Com isso, os investidores reduzem a postura defensiva e já não esperam mais um “pior cenário” após o pleito de outubro, zerando as apostas que haviam montado em busca de proteção. Esse movimento permitiu, por exemplo, que o dólar tocasse brevemente os R$ 4,00 na sessão de ontem e que a Bovespa voltasse a flertar com o nível dos 80 mil pontos.
Mas a disputa de segundo turno segue extremamente competitiva e incerta. Há quem diga, inclusive, que o embate final se trata de uma “nova eleição”, colocando em evidência os dois rivais - para o bem ou para o mal. Assim, a decisão do vitorioso pode se dar apenas nos acréscimos do jogo eleitoral e é prematuro tentar acertar o resultado final um mês antes.
É bom lembrar que o mercado financeiro já incorreu em erros semelhantes no passado, quando tentou acertar decisões políticas que levam em conta a soberania popular. Nas eleições de 2014 no Brasil, muitos tinham a certeza da vitória de Marina Silva, principalmente após o trágico acidente envolvendo Eduardo Campos.
Nos EUA, Donald Trump era dado como carta fora do baralho e, na votação do Brexit, ninguém acreditava que o Reino Unido escolheria pela saída da União Europeia (UE). Portanto, um otimismo dos negócios locais com uma possível vitória do candidato do PSL e uma agenda liberal em um eventual governo Bolsonaro em 2019 é, no mínimo, arriscado.
Seja como for, os investidores acreditam que, independentemente de quem ocupar o Palácio do Planalto a partir de janeiro do ano que vem, será impossível escapar de um ajuste fiscal e das reformas estruturais, de modo a evitar que o país quebre. Contudo, ainda é incerta a intenção do presidente eleito de colocar essa agenda econômica em prática e, principalmente, a capacidade de execução e diálogo com o Congresso Nacional, que também será renovado.
Enquanto o veredicto final das urnas não é conhecido, os investidores se voltam, então, para a agenda econômica do dia e a quinta-feira começa agitada, com a divulgação do relatório de inflação do Banco Central referente ao terceiro trimestre deste ano, às 8h.
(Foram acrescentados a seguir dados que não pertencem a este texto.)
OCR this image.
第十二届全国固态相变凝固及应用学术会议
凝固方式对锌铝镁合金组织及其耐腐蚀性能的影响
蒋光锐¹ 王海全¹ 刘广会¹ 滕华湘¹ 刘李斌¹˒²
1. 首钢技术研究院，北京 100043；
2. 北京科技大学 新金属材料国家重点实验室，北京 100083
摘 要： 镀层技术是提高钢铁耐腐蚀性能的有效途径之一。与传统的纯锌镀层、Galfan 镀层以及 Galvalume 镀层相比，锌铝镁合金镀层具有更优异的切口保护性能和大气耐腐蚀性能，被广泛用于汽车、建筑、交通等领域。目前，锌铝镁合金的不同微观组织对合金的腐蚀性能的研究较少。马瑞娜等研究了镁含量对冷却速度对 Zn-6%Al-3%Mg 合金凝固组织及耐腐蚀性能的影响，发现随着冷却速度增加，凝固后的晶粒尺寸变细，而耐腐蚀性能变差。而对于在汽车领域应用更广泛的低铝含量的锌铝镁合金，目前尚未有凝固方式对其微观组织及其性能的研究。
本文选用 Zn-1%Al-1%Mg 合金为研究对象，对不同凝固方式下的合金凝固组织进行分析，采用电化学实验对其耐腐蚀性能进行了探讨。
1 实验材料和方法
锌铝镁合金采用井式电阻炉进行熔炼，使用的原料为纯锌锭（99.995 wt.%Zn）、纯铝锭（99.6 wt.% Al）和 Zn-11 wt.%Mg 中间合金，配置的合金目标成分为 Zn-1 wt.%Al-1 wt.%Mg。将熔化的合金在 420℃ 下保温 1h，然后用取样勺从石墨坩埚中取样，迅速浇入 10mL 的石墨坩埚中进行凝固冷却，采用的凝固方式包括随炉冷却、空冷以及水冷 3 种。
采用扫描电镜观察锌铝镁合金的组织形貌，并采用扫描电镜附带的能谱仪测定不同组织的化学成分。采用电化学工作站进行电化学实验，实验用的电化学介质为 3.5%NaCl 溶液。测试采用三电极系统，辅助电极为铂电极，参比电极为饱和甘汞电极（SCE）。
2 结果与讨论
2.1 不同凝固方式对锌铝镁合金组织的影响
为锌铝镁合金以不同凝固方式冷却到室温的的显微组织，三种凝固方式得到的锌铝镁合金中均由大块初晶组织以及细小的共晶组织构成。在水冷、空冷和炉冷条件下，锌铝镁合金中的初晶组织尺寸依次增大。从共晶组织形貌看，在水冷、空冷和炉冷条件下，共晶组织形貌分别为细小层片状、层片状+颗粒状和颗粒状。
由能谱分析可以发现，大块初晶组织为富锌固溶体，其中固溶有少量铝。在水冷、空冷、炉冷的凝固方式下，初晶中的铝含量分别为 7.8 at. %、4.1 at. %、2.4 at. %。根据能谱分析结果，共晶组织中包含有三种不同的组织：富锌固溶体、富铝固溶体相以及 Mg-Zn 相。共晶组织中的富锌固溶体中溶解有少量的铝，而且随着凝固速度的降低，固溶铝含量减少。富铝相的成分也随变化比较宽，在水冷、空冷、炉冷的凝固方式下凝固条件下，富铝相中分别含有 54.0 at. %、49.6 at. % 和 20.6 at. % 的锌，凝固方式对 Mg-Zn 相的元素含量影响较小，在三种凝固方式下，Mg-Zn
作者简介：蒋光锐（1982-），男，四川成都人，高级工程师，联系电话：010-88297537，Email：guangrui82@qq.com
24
No documento, a autoridade monetária deve mostrar ligeira piora para as expectativas de alta dos preços (IPCA), do dólar e do crescimento econômico (PIB).
Nessa balança, o BC deve corroborar a aposta do mercado financeiro brasileiro, de alta moderada, de 0,25 ponto, na taxa básica de juros já na próxima reunião do Comitê de Política Monetária (Copom), que acontece dias após o segundo turno das eleições. O resultado final nas urnas, porém, continua sendo o principal balizador para o início desse processo de aperto.
O presidente do BC, Ilan Goldfajn, concede entrevista coletiva às 11h e pode falar da influência do jogo eleitoral na condução da Selic. Por estar muito perto da divulgação da ata da reunião de setembro, na última terça-feira, será importante acompanhar a fala do comandante da autoridade monetária, em busca de novas pistas sobre os próximos passos.
Também às 8h, a FGV informa os dados de setembro do IGP-M, que deve vir bem salgado. O salto em relação a agosto deve ser ao redor de 1,5%, com a taxa acumulada em 12 meses encostando-se em 10%. O indicador, é bom lembrar, é usado para reajustar boa parte dos contratos de aluguéis comerciais e residenciais.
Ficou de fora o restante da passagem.